Another scenario that needs to be looked at closely is where the purchaser already has a group policy in place. In such circumstances, the benefits of extending the policy to the target company need to be determined, which would require the group policy to be extended and the target company’s current insurance policies to be terminated. Analysis must then be carried out on the conditions applicable to the termination of such policies by the target post-acquisition.

4. Analysis of claims made under the policies

Where insurance due diligence is properly carried out, it may also include more business-focused and more operational aspects of the policies, which can often be very valuable in understanding the target company’s business activities.
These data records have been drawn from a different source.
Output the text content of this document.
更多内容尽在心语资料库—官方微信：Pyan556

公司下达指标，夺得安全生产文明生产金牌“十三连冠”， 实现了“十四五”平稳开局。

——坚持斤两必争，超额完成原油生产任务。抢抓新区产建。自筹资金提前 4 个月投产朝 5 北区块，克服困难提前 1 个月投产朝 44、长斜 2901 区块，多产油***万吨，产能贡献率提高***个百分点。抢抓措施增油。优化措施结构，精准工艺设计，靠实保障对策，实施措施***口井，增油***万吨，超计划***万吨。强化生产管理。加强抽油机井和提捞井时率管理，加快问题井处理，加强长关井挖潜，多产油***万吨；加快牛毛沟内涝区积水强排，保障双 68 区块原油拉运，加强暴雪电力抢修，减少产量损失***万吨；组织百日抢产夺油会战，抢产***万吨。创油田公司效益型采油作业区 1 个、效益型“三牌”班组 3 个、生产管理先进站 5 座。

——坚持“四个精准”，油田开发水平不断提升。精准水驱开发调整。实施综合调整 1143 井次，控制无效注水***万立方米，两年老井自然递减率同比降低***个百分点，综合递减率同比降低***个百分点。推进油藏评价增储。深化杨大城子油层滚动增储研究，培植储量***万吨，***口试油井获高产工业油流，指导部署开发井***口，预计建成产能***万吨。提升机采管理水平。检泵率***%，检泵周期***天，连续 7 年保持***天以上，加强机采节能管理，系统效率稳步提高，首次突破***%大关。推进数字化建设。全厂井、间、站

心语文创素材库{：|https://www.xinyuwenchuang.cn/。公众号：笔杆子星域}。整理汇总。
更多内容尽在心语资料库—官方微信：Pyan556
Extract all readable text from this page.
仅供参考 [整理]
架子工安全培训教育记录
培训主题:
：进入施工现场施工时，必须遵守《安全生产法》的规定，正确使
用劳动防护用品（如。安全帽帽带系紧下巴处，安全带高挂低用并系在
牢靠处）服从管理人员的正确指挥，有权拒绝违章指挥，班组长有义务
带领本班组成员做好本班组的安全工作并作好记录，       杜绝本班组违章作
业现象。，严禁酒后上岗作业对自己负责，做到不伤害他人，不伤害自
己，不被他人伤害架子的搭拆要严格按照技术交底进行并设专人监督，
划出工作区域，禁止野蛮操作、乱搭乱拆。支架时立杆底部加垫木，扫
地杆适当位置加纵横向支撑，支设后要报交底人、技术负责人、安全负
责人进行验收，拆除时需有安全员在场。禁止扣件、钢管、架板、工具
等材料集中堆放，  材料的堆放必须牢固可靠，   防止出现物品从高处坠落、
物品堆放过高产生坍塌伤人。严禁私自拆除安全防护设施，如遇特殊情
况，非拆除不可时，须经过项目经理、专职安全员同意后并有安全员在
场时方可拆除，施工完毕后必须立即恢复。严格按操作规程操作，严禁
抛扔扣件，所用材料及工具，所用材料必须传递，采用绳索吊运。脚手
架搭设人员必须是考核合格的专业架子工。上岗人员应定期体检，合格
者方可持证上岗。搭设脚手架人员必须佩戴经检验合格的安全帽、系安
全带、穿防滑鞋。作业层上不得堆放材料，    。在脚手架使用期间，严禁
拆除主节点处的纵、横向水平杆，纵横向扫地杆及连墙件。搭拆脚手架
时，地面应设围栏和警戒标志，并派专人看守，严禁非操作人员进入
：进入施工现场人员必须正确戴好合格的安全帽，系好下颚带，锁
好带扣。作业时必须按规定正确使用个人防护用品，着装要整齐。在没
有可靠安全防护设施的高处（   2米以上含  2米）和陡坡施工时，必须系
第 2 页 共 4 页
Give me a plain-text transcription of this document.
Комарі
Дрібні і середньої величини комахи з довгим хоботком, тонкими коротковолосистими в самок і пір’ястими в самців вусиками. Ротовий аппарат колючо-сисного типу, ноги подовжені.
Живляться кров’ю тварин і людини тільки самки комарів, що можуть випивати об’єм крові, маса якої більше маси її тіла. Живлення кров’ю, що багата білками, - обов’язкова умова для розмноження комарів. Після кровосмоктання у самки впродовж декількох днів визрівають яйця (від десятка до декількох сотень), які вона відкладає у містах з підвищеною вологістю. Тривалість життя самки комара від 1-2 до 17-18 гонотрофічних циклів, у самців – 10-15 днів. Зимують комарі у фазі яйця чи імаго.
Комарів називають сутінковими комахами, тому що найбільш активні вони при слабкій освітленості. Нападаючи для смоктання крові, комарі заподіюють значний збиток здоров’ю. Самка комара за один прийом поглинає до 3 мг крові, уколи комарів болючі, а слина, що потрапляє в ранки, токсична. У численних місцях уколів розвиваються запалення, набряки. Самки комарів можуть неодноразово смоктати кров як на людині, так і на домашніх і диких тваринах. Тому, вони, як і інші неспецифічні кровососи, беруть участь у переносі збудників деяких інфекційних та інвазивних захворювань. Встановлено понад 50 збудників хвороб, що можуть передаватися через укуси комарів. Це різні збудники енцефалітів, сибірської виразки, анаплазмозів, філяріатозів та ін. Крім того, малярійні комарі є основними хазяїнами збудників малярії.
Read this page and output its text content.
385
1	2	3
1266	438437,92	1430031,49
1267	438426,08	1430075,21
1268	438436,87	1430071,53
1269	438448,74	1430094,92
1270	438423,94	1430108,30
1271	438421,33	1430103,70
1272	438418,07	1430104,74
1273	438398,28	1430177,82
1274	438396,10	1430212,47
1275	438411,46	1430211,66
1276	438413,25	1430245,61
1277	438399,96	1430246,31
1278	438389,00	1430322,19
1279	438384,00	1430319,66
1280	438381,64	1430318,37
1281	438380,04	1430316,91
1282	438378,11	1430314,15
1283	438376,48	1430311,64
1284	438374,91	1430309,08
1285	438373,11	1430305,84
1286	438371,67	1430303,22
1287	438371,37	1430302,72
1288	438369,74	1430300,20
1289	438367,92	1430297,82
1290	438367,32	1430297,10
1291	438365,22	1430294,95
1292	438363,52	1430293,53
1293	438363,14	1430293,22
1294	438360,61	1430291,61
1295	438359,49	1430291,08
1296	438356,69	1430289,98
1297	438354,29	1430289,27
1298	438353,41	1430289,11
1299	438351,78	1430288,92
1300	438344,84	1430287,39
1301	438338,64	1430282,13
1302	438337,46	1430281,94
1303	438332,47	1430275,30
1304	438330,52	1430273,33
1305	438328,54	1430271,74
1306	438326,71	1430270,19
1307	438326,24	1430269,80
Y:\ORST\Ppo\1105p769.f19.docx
Legal due diligence can therefore involve much more than simply certifying agreements from a legal point of view.

Matters that may usefully be reviewed include:

  • the company’s past claims history, which can be used to assess its level of expertise and risk.
  • previous claims under policies and issues encountered in obtaining compensation. This involves evaluating, in concrete terms, the effectiveness and limits of the policies.
  • claims that are in progress and not yet settled, in order to assess the amount to which the target remains exposed.

For the M&A practitioner, the opportunity to carry out an extended assurance audit during the due diligence stage is therefore particularly instructive and a source of tangible information on the quality of the target company. This analysis will be all the more useful as it will have been carried out by insurance auditing specialists who are familiar with the specific features of such policies.


As set out above, an insurance audit carried out as part of an M&A transaction is very legal in nature, ranging from the identification of policies to the detailed review of the target company’s historic and current claims.

The information to be gleaned from such analyses is significant, both in terms of understanding the target company and its value. The lawyers who negotiate the terms of the sale and purchase agreements may, together with the lawyers carrying out the insurance due diligence work, propose price adjustments and solutions to take account of the information revealed by this highly technical due diligence work.

We will supplement this initial article with an article on the compliance issues faced by insurance intermediaries, as well as an article on warranty and indemnity insurance.